Prof. Dr. Yusuf Hamzaoğlu, “Hz. Muhammed, İslâm ve Hz. İsa Hakkında Öne Sürülen Yalanlar ve İftiralar” adlı yazısında şunları söylemektedir:

“Avrupa’nın Rönesans hümanistleri veya Hümanizm rönesansçıları ve onların torunları, Hz. Muhammed (sav) ve İslâm hakkında çok asılsız bilgiler vermişler ve tezler öne sürmüşlerdir. Hz. Muhammed (sav)’i ve İslâm’ı küçümsemeye ve kompromite etmeye çalışmışlardır. Bu konuda bütün Avrupa hümanistleri ve rönesansçıları aynı tutarsız, yalan, iftira ve uydurma dolu tezler öne sürmüşlerdir. Hz. Muhammed (sav)’i ve İslâm’ı Batı’nın en büyük düşmanları olarak tanımlamışlardır. Özellikle Lâtin asıllı müelliflere göre, düşmanla ilgili asıl önemli husus onların Arap veya Türk olmaları değil, Müslüman olmalarıydı. Bu bağlamda, Kudüs’ü fetheden Müslümanlar için “dinsizler” tabirini kullanmışlardır. Onlar bu iftiraları genellikle Hz. Muhammed (sav)’in hayatını ve İslâm’ın yaygınlaşmasını hikâyeleştirerek yapmışlardır. Hz. Muhammed (sav)’in Bizans kroniklerindeki dağınık ayrıntılara, İspanya’daki teolojik ve tarihî çalışmalara ve Haçlılar döneminde Filistin’de toplanan kulaktan dolma bilgilere dayanan tartışma dolu biyografisi, İslâm konularıyla ilgili XII. ve XIII. yüzyıl tartışmalarına hâkim olmuştu. Bu konular sadece İslâmî Doktrinle ilgili teolojik tartışmalar değildi, aynı zamanda çağın İslâmî güçlerinin durumu ve politik amaçlarıyla da alâkalı olan tarih yazılarıydı.

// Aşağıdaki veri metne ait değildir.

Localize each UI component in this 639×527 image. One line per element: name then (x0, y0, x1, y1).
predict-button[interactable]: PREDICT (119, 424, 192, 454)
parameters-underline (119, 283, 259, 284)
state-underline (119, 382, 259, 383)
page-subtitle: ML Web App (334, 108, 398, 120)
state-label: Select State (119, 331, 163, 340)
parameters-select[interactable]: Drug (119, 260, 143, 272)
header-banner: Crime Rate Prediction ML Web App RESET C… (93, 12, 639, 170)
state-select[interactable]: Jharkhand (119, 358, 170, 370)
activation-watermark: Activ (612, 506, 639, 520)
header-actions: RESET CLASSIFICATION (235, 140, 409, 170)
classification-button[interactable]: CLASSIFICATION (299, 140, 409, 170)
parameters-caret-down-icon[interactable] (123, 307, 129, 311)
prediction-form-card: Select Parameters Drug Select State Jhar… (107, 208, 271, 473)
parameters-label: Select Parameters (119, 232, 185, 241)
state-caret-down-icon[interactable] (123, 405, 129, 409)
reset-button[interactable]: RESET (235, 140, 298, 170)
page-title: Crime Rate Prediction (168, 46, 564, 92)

XV. yüzyıl Rönesans hümanistlerinden Francesco Filelfo, Aeneas Sylvius ve diğerleri, Türklerin ve İslâm’ın hızlı yükselişiyle meşgul oluyor ve dönemin papaları ile Avrupa hükümdarlarına gönderdikleri mektuplarda bu yükselişten doğabilecek olumsuz neticelerden bahsediyorlardı. Sylvius’a göre, İslâm, ilk başlarda Araplar tarafından uygulandığı şekliyle Hıristiyanlığa fazla zarar vermemişti. Gerçek kriz ve Hıristiyanlığa büyük tehdit Türklerin İslâm’ı kabul etmesi ve sahneye çıkmasıyla meydana gelmiştir. İslâm’ın oldukça hızlı bir şekilde yayılmasından rahatsız olan Aeneas Sylvius bu durumu şöyle izah etmiştir:

“Felâket (yani İslâm) Heraklius’un hükümdarlığı sırasında başladı. Çünkü, kurtuluş yolu Tanrı’nın oğlu İsa tarafından herkese açılmıştı…/…İnsan ırkına karşı nefretle dolu olan şeytan, İsa’nın her yerde hükümdar olmasına öfkelenerek Arabistan’da Muhammed adında sahte bir peygamber yetiştirdi…/...Yunanlar arasında imparatorluk çoktan zayıflamıştı ve Roma’nın faziletleri değişik bir yere (İstanbul) nakledildikten sonra zayıf düştü…/…Bununla birlikte Frankların kralı Pepin’in zamanına kadar Asya’da çok sayıda Hıristiyan kalmıştı…/…O dönemde Türkler İskyt ülkesinden çıkarak Kapadokya, Pontus, Bitinya, Truva, Kilikya ve Küçük Asya’nın tümünü işgal ettiler ve bizim ihmalimiz sayesinde güçlenmiş olarak, sadece Hıristiyanları Asya’dan sürmekle kalmadılar, Çanakkale Boğazı’nı teknelerle geçerek Makedonya, Trakya ve Atika’yı da istilâ ettiler”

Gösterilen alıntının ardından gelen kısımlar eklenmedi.